Title

What if pre-service teacher education had a BYODD policy?

Document Type

Conference Proceeding

Publisher

The Queensland Society for Information Technology in Education (QSITE) on behalf of the Australian Council for Computers in Education (ACCE)

Place of Publication

Australia

School

School of Education

RAS ID

22130

Comments

Originally published as: Newhouse, C.P., Cooper, M., & Pagram, J. (2016). What if pre-service teacher education had a BYODD policy? In Australian Councils for Computers in Education, 2016 Conference. (pp.147- 153). Brisbane, Queensland: Australian Council for Computers in Education. Conference website available here.

Abstract

In this paper, we report on research and initiatives designed to lead our teacher education school towards a ‘Bring Your Own Digital Device’ policy for our students. The initial investigation built on components of three research projects while adding the comprehensive testing of representative potential hardware and software platforms. We began by identifying the digital technology demands of our teacher education courses and what hardware and software was required to address these demands. Then a representative range of potential devices was tested against these demands.
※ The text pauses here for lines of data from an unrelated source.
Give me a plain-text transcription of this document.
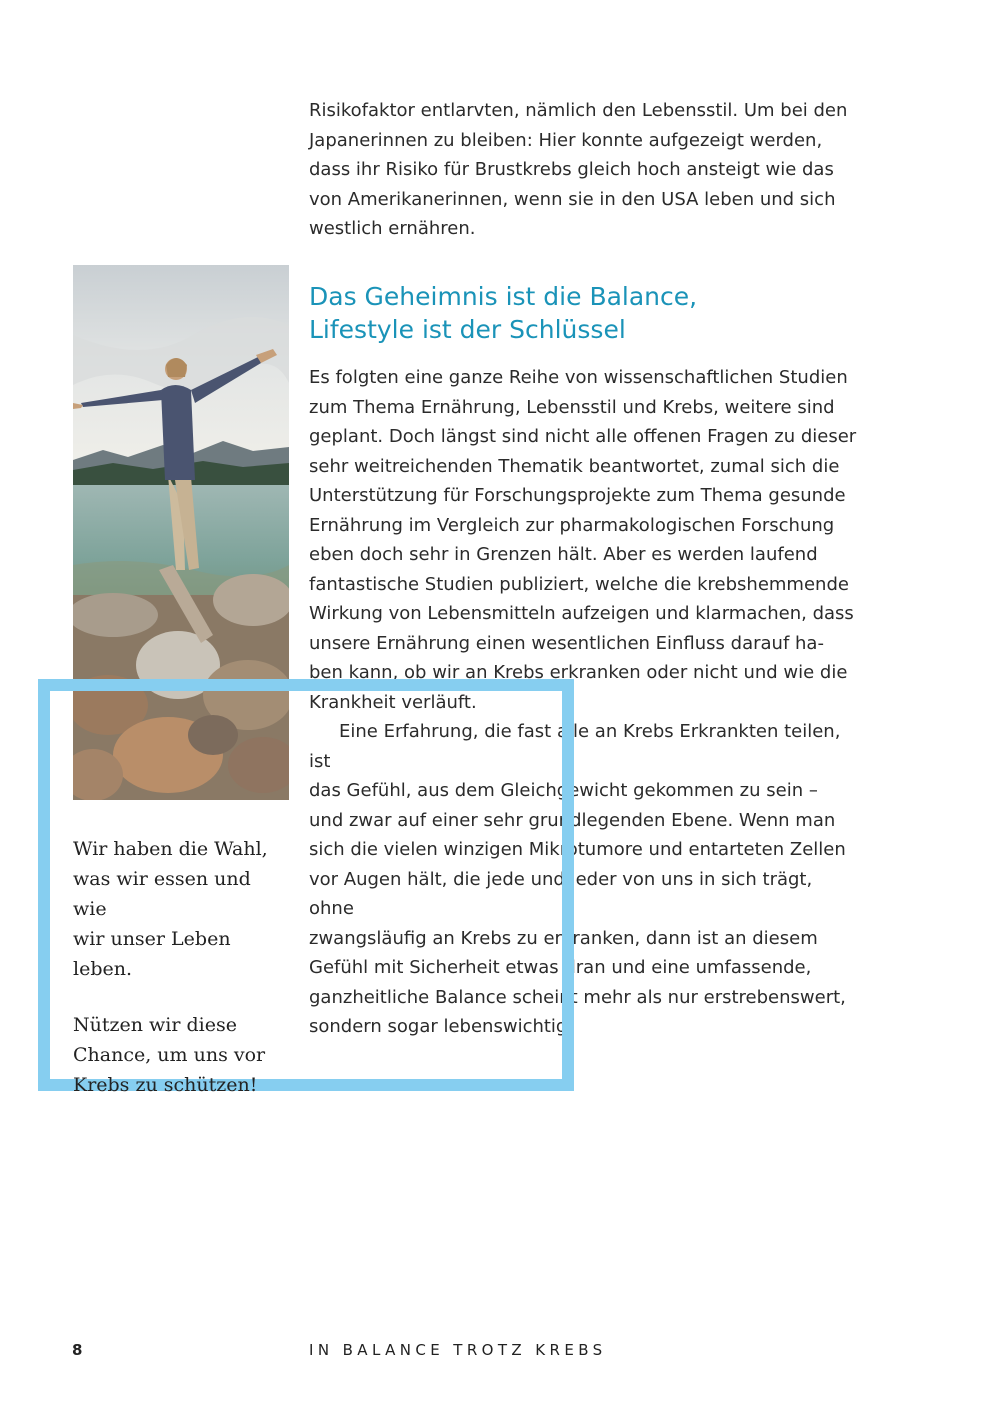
Risikofaktor entlarvten, nämlich den Lebensstil. Um bei den
Japanerinnen zu bleiben: Hier konnte aufgezeigt werden,
dass ihr Risiko für Brustkrebs gleich hoch ansteigt wie das
von Amerikanerinnen, wenn sie in den USA leben und sich
westlich ernähren.

Das Geheimnis ist die Balance,
Lifestyle ist der Schlüssel

Es folgten eine ganze Reihe von wissenschaftlichen Studien
zum Thema Ernährung, Lebensstil und Krebs, weitere sind
geplant. Doch längst sind nicht alle offenen Fragen zu dieser
sehr weitreichenden Thematik beantwortet, zumal sich die
Unterstützung für Forschungsprojekte zum Thema gesunde
Ernährung im Vergleich zur pharmakologischen Forschung
eben doch sehr in Grenzen hält. Aber es werden laufend
fantastische Studien publiziert, welche die krebshemmende
Wirkung von Lebensmitteln aufzeigen und klarmachen, dass
unsere Ernährung einen wesentlichen Einfluss darauf ha-
ben kann, ob wir an Krebs erkranken oder nicht und wie die
Krankheit verläuft.

Eine Erfahrung, die fast alle an Krebs Erkrankten teilen, ist
das Gefühl, aus dem Gleichgewicht gekommen zu sein –
und zwar auf einer sehr grundlegenden Ebene. Wenn man
sich die vielen winzigen Mikrotumore und entarteten Zellen
vor Augen hält, die jede und jeder von uns in sich trägt, ohne
zwangsläufig an Krebs zu erkranken, dann ist an diesem
Gefühl mit Sicherheit etwas dran und eine umfassende,
ganzheitliche Balance scheint mehr als nur erstrebenswert,
sondern sogar lebenswichtig.

Wir haben die Wahl,
was wir essen und wie
wir unser Leben leben.

Nützen wir diese
Chance, um uns vor
Krebs zu schützen!

8	IN BALANCE TROTZ KREBS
At the time of testing all laptop devices were found to be adequate but only the iPad in the mobile range appeared to have an adequate range of software with the minimum required features or capabilities for the required tasks. Finally, data from another project was used to determine what hardware and software our students were likely to have and use, what they used them for, and whether they were likely to bring the technology on campus. These data included a survey of current students, focus groups with seven classes of students, and interviews with two students who volunteered to test the use of tablets. Additional data used in this paper came from an ongoing research project that has run biannually since 2008 to 2014 that surveys teacher education students to determine ICT ownership and usage trends. The review of 184 undergraduate teacher education units showed that all units used the basic features of Blackboard to manage files and to communicate. Almost all required some use of the standard office applications, Internet research, slideshows and some digital media production. Less than 20% of units included applications such as Interactive Whiteboard software, Flip cameras, graphics software, and Web2.0 applications. All of the laptops or netbooks tested were found to be suitable with the MacBook Air probably the best in terms of battery life and weight. At the time the m iPad was the only adequate tablet option in terms of software requirements, however, this would need to be reviewed each year. Nearly all students owned an appropriate device but most made limited, if any, use of it at the University. The in-class trial demonstrated the viability of BYODD for typical workshop activities. Overall the investigation raised a number of critical questions for teacher education institutions, and it provides a longitudinal method for other institutions to follow.